Tal como na saga de João de Santo Cristo, nossa tragédia tem capitão, playboy e general. A alta burguesia do País pode não ter acreditado — ou fingido não acreditar — que Bolsonaro era despreparado para o cargo de chefe de governo e Estado. Mas, depois da reunião exibida na TV, não há dúvidas: ela resume o atual (des)governo, sustentado, em parte, por aqueles três arquétipos.

O capitão dispensa apresentações. Já os playboys são os alienados que jamais devem ter tido contato com o povo nas ruas, a começar por Paulo "tem que vender essa p…. logo" Guedes, ministro da Economia. Ricardo "passar a boiada" Salles, titular do Meio Ambiente, também compõe o time, com titulação falsa de Yale e vontade de ludibriar a opinião pública para flexibilizar leis ambientais enquanto enterramos nossos mortos.

Digo "nossos mortos" porque o gabinete presidencial nada tem a ver com isso. Afinal, como o vídeo mostra em diversos momentos, Bolsonaro et caterva parecem governar país que não seja o Brasil, não somente por causa dos já conhecidos impropérios, mas também porque havia no fundo da sala de reuniões uma TV exibindo a infame peça publicitária do governo apenas com crianças brancas.

Ademais, para Bolsonaro, covas coletivas, como as abertas em Manaus, sob a liderança do prefeito Arthur Virgílio (PSDB), são apenas um meio de superdimensionar a crise e prejudicar um presidente supostamente sitiado por governadores que odeiam a democracia.

O triângulo amoroso de "Faroeste" também explica a relação do País com Bolsonaro. Em vez de Jeremias, o maconheiro sem vergonha, temos milicianos e seus aliados também desprovidos de pudor. Na história de Renato Russo, Jeremias "(…) dizia que era crente, mas não sabia rezar". Qualquer semelhança com a realidade não é mera coincidência.

Afinal, além de ter uma proximidade incômoda com milícias cariocas, o autointitulado católico Jair ainda não é crente (apenas "namora" evangélicos, para ficarmos no campo das metáforas conjugais do presidente), porém está longe de esboçar qualquer conexão transcendental. Afinal, se há algo comum às religiões, tal elemento resume-se em algo assaz escasso no Planalto: a empatia, sentimento em falta em tempos de pandemia.
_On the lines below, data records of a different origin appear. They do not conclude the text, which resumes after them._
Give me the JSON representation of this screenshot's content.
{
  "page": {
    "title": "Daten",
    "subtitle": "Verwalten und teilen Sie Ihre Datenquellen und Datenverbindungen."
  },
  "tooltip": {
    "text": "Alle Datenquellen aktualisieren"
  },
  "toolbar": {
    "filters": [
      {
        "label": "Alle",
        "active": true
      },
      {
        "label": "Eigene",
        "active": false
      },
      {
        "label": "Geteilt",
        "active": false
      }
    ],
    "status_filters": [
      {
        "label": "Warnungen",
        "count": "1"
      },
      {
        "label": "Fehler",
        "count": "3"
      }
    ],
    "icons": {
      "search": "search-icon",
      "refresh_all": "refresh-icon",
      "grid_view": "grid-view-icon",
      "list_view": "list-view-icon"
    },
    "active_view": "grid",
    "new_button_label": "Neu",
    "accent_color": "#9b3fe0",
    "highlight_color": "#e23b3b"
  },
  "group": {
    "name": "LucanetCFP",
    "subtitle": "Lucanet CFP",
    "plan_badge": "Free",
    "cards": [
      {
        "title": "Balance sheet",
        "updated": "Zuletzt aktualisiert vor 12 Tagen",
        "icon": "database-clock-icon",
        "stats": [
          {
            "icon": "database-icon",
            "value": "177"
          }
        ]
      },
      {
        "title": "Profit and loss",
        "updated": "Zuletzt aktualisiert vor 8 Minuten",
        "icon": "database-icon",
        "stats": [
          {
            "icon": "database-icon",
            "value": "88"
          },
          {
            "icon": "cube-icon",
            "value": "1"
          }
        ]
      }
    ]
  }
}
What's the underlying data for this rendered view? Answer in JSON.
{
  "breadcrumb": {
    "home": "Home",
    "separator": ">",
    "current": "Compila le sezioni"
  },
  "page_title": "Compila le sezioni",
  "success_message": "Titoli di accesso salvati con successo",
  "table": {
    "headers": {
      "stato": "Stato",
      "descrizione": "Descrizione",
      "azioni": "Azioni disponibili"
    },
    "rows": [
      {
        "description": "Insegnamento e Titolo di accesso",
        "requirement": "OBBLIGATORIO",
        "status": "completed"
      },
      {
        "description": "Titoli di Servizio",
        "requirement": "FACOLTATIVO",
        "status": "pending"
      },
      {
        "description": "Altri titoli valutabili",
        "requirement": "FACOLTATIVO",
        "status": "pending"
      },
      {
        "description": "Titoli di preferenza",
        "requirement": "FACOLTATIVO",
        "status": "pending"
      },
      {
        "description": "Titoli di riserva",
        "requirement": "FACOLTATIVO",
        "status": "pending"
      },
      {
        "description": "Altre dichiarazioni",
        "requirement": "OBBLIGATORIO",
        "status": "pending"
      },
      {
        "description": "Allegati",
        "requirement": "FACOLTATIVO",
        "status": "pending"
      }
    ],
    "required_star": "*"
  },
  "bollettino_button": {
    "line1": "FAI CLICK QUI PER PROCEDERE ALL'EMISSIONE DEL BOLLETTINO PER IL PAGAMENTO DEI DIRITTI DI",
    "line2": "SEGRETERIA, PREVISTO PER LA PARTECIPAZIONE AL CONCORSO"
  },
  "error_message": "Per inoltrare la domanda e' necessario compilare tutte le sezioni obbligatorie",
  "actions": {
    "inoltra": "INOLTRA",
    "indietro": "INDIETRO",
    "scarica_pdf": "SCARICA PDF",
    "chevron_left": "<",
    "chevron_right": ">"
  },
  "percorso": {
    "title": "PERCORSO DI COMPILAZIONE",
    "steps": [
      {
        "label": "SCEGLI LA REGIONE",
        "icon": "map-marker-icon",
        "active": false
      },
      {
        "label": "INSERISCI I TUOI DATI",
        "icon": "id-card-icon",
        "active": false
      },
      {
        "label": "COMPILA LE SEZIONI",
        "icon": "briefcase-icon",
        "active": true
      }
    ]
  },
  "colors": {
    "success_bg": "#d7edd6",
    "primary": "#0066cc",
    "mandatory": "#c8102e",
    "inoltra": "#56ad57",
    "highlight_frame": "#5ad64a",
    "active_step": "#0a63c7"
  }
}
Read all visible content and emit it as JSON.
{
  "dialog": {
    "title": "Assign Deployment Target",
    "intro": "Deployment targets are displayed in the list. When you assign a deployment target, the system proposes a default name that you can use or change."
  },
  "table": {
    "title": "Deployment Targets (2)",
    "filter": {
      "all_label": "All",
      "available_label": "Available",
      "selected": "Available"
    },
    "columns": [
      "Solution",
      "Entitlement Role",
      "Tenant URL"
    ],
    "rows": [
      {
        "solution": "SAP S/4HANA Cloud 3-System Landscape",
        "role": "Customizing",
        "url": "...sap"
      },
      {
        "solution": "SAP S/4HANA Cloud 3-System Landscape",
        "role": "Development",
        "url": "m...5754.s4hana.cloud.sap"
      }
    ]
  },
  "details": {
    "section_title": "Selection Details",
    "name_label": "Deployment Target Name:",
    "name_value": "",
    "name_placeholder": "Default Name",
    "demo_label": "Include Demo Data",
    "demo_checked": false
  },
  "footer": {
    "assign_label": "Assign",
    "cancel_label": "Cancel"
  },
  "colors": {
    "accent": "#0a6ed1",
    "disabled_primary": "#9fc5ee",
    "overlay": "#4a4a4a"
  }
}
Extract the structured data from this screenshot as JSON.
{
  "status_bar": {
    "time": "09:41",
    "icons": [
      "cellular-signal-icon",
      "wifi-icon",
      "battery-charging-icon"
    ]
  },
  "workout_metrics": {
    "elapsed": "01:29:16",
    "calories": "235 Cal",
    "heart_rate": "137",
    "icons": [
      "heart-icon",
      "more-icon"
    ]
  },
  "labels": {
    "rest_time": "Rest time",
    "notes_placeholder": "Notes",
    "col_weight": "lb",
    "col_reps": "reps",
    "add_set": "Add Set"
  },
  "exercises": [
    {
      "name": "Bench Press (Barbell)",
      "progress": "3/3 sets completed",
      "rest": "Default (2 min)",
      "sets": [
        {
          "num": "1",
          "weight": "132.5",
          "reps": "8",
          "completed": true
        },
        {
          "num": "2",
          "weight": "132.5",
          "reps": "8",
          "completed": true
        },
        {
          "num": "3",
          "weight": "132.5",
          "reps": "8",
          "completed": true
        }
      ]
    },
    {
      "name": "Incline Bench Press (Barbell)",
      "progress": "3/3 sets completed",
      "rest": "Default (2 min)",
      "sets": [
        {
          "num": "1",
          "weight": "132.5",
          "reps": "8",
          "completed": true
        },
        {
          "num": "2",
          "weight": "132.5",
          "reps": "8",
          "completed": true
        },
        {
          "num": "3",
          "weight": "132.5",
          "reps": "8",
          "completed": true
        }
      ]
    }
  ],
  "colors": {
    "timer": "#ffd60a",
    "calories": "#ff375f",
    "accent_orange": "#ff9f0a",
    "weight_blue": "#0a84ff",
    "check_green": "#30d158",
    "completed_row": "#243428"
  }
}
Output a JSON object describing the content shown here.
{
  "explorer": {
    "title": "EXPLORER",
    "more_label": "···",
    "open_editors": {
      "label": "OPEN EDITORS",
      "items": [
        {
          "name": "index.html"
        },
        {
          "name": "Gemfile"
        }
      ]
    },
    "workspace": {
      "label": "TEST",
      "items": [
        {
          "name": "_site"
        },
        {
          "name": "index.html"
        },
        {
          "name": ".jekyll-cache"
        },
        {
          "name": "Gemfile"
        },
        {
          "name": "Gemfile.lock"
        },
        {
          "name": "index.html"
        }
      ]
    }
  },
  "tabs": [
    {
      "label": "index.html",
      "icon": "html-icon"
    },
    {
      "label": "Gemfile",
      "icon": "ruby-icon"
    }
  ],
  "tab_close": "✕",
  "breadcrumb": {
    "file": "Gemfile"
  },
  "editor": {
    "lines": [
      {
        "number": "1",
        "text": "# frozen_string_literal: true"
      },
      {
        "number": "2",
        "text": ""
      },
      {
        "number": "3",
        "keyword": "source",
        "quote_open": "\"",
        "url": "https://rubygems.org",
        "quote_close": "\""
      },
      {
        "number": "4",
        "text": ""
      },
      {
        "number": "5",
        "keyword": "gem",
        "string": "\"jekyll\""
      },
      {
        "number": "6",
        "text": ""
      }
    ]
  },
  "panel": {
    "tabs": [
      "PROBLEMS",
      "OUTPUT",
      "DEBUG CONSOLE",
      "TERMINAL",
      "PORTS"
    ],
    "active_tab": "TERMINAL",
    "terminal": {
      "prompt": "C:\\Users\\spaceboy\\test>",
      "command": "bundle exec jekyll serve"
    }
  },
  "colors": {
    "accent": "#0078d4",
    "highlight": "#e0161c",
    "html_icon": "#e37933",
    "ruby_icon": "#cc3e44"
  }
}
No papel de João de Santo Cristo, estamos nós, o povo, carregando sua cruz, como macunaímas que oscilam entre a busca por retidão moral e a zona cinzenta do jeitinho que nos distinguiria entre as demais nações do mundo. Santo Cristo, tal como descrito na estrofe final da canção, só "(…) queria era falar pro presidente/pra ajudar toda essa gente que só faz/sofrer". De um presidente, esperamos que olhe para o povo — o óbvio, mas que parece ter sido esquecido há tempos.

Maria Lúcia, sem querer ecoar qualquer machismo, é nossa Marianne — símbolo feminino da República Francesa. Santo Cristo (o povo) apaixonou-se por ela e, assim, voltou a ser carpinteiro, símbolo do trabalho e da busca por um norte moral. Mas, como conta Renato Russo, "sob uma má influência dos/boyzinhos da cidade começou a roubar".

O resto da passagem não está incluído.